Focus
Synthèse conjoncturelle hebdo
Les bonnes nouvelles se succèdent en France sur le front de l'emploi: le chômage et le sous-emploi reculent, la part des embauches en CDI augmente. Pour autant, alors que le chômage pris au au sens large reste très élevé, les difficultés de recrutement révèlent un défaut d'appariement entre offre et demande de compétences. Selon le Céreq, un nombre croissant de jeunes diplômés subissent une forme de déclassement sur le marché du travail. Dans le même temps, les moins formés en sont de plus en plus exclus.
• Les récentes statistiques du marché du travail ont distillé un florilège de bonnes nouvelles
Les créations nettes d'emploi se font à un rythme proche de la croissance. Plus de 170.000 emplois ont été créés depuis un an dans le secteur privé. Quelques indicateurs de précarité s'améliorent: la part des embauches effectuées en CDI est en hausse et 200.000 personnes sont sorties du sous-emploi (soit le temps partiel subi) en un an.
Le taux de chômage pris dans une acception large, en ajoutant aux chômeurs au sens du BIT et aux personnes en sous-emploi celles considérées comme inactives mais qui souhaiteraient travailler, a reculé de 1,3 point en un an (-440.000 personnes). Il reste toutefois très élevé, à 17,2% de la population active.
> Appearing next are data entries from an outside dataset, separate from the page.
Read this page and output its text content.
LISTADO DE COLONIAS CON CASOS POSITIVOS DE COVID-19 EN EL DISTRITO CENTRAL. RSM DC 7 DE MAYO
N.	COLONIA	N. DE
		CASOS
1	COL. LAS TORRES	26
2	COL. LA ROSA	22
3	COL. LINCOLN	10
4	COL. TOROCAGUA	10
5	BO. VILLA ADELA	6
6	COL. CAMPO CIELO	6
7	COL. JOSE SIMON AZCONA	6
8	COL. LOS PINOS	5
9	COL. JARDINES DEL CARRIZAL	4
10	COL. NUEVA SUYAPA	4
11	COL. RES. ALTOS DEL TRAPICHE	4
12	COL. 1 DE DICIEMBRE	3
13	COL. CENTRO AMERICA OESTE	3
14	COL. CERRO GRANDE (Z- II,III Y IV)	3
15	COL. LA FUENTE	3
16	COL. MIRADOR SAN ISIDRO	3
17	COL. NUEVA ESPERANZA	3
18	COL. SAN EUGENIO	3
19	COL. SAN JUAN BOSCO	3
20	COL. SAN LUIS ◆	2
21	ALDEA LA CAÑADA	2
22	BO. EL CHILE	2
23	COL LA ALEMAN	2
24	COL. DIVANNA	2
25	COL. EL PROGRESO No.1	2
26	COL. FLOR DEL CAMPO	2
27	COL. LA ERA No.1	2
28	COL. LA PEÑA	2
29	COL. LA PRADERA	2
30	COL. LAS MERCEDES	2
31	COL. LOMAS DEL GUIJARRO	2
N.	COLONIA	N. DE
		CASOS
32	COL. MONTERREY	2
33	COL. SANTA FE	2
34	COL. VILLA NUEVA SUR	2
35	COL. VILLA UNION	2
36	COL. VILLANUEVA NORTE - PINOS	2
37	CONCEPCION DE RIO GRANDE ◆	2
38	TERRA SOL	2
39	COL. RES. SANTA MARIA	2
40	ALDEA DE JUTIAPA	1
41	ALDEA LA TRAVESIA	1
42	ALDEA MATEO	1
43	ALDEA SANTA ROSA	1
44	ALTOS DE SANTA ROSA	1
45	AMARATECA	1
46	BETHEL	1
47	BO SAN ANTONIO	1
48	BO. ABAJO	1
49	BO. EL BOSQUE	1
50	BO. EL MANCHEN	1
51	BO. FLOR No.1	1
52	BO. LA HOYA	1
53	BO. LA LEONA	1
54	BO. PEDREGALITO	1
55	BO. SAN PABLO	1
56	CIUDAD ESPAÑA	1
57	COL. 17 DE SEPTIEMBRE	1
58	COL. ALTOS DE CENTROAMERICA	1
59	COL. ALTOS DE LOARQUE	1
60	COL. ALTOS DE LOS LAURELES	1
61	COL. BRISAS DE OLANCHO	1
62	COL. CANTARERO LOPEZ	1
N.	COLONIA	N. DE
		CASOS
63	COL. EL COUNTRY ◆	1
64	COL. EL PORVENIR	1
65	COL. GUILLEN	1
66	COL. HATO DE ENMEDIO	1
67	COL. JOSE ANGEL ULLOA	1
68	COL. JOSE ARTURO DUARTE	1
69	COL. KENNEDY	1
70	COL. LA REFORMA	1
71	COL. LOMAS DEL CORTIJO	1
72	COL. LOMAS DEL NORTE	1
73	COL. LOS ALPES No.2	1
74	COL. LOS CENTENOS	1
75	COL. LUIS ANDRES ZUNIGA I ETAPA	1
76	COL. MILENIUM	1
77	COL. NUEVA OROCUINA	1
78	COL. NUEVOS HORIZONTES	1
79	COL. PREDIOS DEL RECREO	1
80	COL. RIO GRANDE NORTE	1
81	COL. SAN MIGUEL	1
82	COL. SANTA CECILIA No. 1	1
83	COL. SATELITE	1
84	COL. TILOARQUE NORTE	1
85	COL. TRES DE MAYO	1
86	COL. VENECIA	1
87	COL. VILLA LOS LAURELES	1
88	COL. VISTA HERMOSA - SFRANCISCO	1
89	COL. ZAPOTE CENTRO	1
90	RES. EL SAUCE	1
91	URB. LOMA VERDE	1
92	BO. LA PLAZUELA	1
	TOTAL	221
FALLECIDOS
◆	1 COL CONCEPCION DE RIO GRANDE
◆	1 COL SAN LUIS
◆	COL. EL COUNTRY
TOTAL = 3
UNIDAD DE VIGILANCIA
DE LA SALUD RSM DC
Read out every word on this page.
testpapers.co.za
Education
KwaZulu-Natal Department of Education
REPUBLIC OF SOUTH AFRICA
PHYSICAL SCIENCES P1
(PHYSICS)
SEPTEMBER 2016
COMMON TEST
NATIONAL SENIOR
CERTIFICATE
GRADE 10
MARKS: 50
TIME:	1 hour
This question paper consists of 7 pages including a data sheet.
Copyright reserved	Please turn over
L'ampleur des difficultés de recrutement pour nombre de secteurs et de niveaux de qualification illustre la profondeur du défaut d'appariement entre offre et demande de compétences. C'est aussi la conjonction du type d'emploi occupé avec le niveau de formation initiale qui est en question. Les enquêtes génération du Céreq montrent bien qu'un phénomène de déclassement est à la fois enraciné et en progression. Un nombre croissant de diplômés occupent des emplois requérant un niveau de qualification inférieur à celui associé "normalement" à leur formation initiale.
Le marché du travail fonctionne en partie comme une machine à double détente: à la frustration de diplômés "déclassés" s'ajoute l'exclusion croissante des moins formés, empêchés d'accéder aux postes à faible niveau de qualification pourvus par des personnes surqualifiées. Le taux d'emploi des 20-29 ans sans formation a chuté de plus de 10 points en 10 ans pendant que celui des plus diplômés en gagnait 2.
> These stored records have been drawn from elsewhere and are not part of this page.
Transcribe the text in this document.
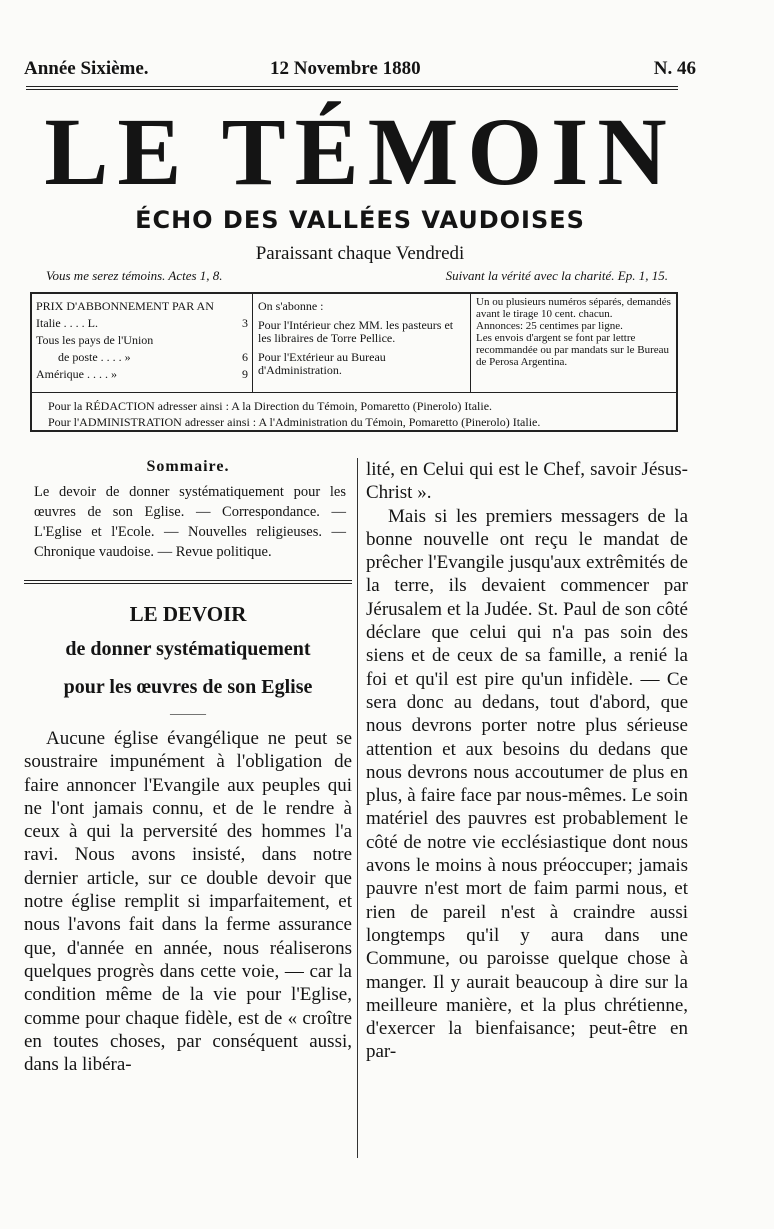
Année Sixième.	12 Novembre 1880	N. 46
LE TÉMOIN
ÉCHO DES VALLÉES VAUDOISES
Paraissant chaque Vendredi
Vous me serez témoins. Actes 1, 8.	Suivant la vérité avec la charité. Ep. 1, 15.
PRIX D'ABBONNEMENT PAR AN
Italie . . . . L.	3
Tous les pays de l'Union
de poste . . . . »	6
Amérique . . . . »	9
On s'abonne :
Pour l'Intérieur chez MM. les pasteurs et les libraires de Torre Pellice.
Pour l'Extérieur au Bureau d'Administration.
Un ou plusieurs numéros séparés, demandés avant le tirage 10 cent. chacun.
Annonces: 25 centimes par ligne.
Les envois d'argent se font par lettre recommandée ou par mandats sur le Bureau de Perosa Argentina.
Pour la RÉDACTION adresser ainsi : A la Direction du Témoin, Pomaretto (Pinerolo) Italie.
Pour l'ADMINISTRATION adresser ainsi : A l'Administration du Témoin, Pomaretto (Pinerolo) Italie.
Sommaire.
Le devoir de donner systématiquement pour les œuvres de son Eglise. — Correspondance. — L'Eglise et l'Ecole. — Nouvelles religieuses. — Chronique vaudoise. — Revue politique.
LE DEVOIR
de donner systématiquement
pour les œuvres de son Eglise
———

Aucune église évangélique ne peut se soustraire impunément à l'obligation de faire annoncer l'Evangile aux peuples qui ne l'ont jamais connu, et de le rendre à ceux à qui la perversité des hommes l'a ravi. Nous avons insisté, dans notre dernier article, sur ce double devoir que notre église remplit si imparfaitement, et nous l'avons fait dans la ferme assurance que, d'année en année, nous réaliserons quelques progrès dans cette voie, — car la condition même de la vie pour l'Eglise, comme pour chaque fidèle, est de « croître en toutes choses, par conséquent aussi, dans la libéra-

lité, en Celui qui est le Chef, savoir Jésus-Christ ».

Mais si les premiers messagers de la bonne nouvelle ont reçu le mandat de prêcher l'Evangile jusqu'aux extrêmités de la terre, ils devaient commencer par Jérusalem et la Judée. St. Paul de son côté déclare que celui qui n'a pas soin des siens et de ceux de sa famille, a renié la foi et qu'il est pire qu'un infidèle. — Ce sera donc au dedans, tout d'abord, que nous devrons porter notre plus sérieuse attention et aux besoins du dedans que nous devrons nous accoutumer de plus en plus, à faire face par nous-mêmes. Le soin matériel des pauvres est probablement le côté de notre vie ecclésiastique dont nous avons le moins à nous préoccuper; jamais pauvre n'est mort de faim parmi nous, et rien de pareil n'est à craindre aussi longtemps qu'il y aura dans une Commune, ou paroisse quelque chose à manger. Il y aurait beaucoup à dire sur la meilleure manière, et la plus chrétienne, d'exercer la bienfaisance; peut-être en par-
Ce phénomène n'est pas spécifique à la France. Il s'observe aussi aux Etats-Unis, notamment durant les périodes de récession, comme l'ont montré Régis Barnichon et Yanis Zylberberg. Dans le cas de la France, la prime accordée au diplôme apparaît plus permanente dès lors que le développement des emplois de haut niveau de qualification n'a pas suivi celui du nombre de diplômés. Par exemple, le nombre de cadres s'est accru de 38% entre les générations 1992 et 2010, alors que celui des diplômés du troisième cycle et de doctorat progressait de 83%.
Ce décalage soulève la question de l'évolution de la structure des qualifications des postes après 25 ans de politique d'abaissement du coût du travail sur les bas salaires.
Cette politique a contribué à l'enrichissement du contenu en emplois de la croissance. Mais elle a aussi pu contribuer à figer la structure des postes offerts relativement à l'évolution du nombre de diplômés. C'est d'autant plus probable que le niveau du coût salarial relatif du personnel à haut niveau de qualification est demeuré élevé par rapport aux autres pays européens, contribuant à freiner leur progression. Le fonctionnement de cette "job machine" à double détente invite ainsi à une analyse des dynamiques d'emploi qui aille au-delà du seul résultat chiffré pour intégrer une dimension plus qualitative associée aux enjeux de la montée générale en compétences.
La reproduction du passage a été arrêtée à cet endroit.